Dabrafenib: First Global Approval

Dabrafenib (Tafinlar (R)), a mutant-BRAF kinase inhibitor, emerged from GlaxoSmithKline's research programme for the discovery of selective inhibitors of mutant BRAF kinase activity, for the treatment of solid tumours; mutations in the BRAF gene are associated with increased growth and proliferation of cancer cells. GlaxoSmithKline has focused the development of dabrafenib on the treatment of malignant melanoma, as BRAF mutations are present in 50 % of these cancers. Dabrafenib is approved in the US as a single agent treatment for unresectable or metastatic melanoma in patients with the BRAF V600E mutation, and has received a positive opinion in the EU in this indication. Submissions have also been made in the US and the EU for the use of dabrafenib in combination with trametinib for the treatment of metastatic melanoma with a BRAF V600E/K mutation. Global phase III development of dabrafenib as a monotherapy and as a combination therapy is ongoing in the treatment of malignant melanoma. Phase II development is ongoing for the treatment of malignant melanoma that has metastasised to the brain, and for colorectal and non-small cell lung cancers. Dabrafenib is intended to treat the patient population with a BRAF V600E/K mutation.
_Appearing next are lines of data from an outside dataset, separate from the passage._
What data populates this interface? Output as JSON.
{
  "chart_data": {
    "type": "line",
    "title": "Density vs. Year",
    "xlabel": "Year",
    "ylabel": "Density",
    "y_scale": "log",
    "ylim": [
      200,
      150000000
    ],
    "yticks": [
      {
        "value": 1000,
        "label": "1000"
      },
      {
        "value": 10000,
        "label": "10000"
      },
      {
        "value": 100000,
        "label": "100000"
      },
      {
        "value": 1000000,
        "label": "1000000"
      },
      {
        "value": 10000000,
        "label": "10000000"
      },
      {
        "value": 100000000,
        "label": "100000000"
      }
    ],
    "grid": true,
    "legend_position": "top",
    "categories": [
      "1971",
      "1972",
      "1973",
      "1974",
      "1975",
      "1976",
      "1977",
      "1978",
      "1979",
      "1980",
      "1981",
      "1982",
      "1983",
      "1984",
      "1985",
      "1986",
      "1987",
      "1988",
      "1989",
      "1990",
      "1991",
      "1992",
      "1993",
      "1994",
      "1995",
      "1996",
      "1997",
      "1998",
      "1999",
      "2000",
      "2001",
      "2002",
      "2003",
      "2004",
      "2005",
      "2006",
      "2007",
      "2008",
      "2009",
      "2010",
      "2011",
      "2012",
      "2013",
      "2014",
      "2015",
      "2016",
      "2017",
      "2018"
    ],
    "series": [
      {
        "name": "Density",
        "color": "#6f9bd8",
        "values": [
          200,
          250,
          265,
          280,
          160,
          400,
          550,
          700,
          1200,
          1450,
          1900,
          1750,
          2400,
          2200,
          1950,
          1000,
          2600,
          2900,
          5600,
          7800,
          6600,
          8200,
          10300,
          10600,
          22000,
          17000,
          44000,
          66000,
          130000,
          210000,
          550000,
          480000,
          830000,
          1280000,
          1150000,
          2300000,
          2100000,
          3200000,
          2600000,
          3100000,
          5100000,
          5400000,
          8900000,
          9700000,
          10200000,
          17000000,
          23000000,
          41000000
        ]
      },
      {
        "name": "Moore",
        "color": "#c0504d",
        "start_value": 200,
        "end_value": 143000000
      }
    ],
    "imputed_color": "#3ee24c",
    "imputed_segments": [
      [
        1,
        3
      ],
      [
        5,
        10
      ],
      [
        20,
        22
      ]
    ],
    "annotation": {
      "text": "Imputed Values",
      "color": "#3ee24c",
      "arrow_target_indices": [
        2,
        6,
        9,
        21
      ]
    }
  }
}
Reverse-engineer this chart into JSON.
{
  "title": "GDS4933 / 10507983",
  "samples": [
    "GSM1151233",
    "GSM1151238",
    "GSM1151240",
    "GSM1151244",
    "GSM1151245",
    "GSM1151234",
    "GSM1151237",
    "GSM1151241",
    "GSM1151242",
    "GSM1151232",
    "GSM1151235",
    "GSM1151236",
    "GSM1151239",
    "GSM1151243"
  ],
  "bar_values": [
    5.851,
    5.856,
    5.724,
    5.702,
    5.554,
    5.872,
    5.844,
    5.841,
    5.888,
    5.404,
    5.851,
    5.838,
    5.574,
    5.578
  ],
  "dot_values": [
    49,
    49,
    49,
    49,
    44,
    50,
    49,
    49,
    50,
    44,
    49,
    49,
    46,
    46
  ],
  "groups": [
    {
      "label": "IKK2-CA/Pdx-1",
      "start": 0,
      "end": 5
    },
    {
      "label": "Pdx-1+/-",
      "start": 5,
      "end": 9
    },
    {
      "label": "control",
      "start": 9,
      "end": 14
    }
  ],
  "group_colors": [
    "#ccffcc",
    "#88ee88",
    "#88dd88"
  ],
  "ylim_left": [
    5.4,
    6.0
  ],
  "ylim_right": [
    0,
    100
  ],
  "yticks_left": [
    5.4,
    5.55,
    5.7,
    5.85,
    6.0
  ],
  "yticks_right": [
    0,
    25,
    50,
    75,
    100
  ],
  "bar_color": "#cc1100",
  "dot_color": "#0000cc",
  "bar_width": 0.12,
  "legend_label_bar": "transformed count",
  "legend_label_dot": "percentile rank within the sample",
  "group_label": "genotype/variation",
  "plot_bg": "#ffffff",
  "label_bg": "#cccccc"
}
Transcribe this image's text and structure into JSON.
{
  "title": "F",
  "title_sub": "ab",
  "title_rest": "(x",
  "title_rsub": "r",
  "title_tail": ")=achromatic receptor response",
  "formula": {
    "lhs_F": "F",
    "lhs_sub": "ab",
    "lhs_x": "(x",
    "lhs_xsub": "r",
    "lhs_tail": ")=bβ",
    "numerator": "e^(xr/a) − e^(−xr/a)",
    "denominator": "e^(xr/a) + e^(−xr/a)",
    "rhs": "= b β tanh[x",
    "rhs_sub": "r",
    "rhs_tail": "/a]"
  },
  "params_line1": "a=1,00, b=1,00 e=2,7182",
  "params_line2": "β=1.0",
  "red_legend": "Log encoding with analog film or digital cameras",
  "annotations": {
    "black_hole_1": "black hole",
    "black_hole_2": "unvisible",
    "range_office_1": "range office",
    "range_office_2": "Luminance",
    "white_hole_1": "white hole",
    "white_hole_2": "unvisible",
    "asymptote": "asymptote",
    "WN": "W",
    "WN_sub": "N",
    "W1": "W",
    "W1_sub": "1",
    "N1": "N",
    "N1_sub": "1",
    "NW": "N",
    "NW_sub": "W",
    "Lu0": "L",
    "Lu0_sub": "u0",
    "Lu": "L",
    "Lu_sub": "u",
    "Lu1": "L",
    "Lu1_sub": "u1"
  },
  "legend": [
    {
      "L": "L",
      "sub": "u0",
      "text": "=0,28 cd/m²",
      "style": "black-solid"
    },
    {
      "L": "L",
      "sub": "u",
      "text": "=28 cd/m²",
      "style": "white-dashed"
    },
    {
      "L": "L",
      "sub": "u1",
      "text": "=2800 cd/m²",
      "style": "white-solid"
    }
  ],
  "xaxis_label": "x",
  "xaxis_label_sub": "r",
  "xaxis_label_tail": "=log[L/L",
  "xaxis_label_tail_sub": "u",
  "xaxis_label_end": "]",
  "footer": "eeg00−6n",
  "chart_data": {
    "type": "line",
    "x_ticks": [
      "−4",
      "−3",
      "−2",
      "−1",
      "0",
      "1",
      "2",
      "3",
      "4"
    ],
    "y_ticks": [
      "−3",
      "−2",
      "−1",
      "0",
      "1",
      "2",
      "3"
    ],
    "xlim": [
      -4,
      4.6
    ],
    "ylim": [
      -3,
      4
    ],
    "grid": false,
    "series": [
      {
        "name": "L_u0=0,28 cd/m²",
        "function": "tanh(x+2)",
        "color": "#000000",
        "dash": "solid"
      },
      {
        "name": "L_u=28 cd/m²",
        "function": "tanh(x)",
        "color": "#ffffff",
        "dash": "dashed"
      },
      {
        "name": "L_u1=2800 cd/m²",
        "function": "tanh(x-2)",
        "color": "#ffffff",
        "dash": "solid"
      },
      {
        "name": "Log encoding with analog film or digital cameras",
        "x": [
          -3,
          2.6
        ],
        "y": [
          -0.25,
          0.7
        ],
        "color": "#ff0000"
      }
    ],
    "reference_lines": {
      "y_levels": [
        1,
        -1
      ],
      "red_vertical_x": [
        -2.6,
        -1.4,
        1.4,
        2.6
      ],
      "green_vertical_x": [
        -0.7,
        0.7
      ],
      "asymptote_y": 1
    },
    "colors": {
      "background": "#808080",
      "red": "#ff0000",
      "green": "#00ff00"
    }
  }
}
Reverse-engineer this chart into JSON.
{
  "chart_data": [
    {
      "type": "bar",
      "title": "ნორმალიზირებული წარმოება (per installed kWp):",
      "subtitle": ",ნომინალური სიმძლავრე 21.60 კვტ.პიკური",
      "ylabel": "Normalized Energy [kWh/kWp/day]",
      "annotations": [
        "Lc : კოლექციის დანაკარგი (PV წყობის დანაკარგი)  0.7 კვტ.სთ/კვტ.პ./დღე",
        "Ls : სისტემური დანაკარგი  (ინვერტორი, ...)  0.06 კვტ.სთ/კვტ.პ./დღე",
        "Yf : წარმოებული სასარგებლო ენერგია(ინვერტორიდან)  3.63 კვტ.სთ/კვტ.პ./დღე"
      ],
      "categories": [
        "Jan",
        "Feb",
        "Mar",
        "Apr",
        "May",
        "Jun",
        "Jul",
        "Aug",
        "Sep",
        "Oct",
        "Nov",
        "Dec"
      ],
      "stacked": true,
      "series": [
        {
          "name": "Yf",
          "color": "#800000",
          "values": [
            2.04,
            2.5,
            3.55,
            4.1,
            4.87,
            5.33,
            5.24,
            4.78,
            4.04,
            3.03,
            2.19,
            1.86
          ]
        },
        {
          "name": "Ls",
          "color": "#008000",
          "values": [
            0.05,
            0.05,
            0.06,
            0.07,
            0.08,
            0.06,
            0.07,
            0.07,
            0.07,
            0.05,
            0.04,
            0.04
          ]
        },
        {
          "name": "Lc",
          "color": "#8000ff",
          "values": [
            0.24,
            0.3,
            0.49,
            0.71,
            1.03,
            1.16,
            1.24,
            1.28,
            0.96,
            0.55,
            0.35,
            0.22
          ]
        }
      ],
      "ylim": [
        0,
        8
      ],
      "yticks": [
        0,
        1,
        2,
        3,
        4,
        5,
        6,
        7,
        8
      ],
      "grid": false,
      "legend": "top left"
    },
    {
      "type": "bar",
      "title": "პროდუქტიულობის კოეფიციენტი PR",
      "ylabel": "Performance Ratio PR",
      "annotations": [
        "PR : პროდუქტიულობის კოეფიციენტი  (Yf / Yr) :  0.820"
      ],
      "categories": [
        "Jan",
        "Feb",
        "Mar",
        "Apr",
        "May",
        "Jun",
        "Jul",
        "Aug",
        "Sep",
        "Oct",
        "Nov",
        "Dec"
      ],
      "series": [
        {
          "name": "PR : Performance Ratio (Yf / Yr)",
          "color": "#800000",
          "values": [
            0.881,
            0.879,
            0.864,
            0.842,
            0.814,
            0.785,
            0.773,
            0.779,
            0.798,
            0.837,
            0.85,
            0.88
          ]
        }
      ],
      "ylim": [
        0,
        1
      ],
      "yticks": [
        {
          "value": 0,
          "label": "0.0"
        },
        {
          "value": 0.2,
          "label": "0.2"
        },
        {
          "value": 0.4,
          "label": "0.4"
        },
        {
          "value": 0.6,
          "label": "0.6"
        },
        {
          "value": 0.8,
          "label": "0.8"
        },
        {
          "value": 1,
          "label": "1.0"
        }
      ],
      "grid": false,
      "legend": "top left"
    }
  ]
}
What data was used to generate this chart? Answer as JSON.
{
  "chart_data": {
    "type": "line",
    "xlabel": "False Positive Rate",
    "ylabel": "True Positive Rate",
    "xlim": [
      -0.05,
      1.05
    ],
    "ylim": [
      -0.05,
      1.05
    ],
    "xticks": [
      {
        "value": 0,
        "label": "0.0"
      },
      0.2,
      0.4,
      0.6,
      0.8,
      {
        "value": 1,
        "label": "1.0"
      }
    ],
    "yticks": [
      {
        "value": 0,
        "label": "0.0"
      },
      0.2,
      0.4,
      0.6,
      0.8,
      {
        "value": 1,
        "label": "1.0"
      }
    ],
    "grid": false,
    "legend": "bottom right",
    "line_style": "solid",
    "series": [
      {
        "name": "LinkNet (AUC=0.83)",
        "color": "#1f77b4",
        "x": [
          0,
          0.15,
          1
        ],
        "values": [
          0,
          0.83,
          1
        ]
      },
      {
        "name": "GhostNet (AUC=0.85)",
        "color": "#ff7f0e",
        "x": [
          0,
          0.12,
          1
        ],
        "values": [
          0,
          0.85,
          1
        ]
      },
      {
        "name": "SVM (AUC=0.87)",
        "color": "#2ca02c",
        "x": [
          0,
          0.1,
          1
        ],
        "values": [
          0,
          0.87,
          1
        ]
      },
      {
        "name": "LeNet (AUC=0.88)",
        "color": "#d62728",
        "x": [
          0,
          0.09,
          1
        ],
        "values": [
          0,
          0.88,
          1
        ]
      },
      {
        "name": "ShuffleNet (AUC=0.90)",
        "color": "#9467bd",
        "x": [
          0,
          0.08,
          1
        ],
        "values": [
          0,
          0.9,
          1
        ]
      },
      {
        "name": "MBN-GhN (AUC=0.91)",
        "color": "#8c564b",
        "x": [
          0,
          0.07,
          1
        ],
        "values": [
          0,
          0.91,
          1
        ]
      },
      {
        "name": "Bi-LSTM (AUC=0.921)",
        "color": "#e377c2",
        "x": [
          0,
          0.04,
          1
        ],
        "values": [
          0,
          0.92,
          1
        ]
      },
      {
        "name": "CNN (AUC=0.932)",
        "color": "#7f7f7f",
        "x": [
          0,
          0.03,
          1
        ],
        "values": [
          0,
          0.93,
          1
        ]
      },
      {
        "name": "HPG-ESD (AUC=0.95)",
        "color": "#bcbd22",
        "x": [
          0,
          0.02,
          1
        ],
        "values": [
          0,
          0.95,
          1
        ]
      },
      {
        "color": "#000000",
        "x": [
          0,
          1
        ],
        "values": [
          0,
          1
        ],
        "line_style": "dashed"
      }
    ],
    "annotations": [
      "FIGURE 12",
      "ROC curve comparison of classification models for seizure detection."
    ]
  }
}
GlaxoSmithKline's dabrafenib application in the US included the treatment of this population as detected by a US FDA-approved test. GlaxoSmithKline, in collaboration with bioMerieux and Response Genetics, has developed a molecular theranostic test to identify BRAF V600E/K mutations. Pre-Market approval of the test has been granted by the FDA. This article summarises the milestones in the development of dabrafenib leading to this first approval as a single agent treatment for unresectable or metastatic melanoma in patients with the BRAF V600E mutation.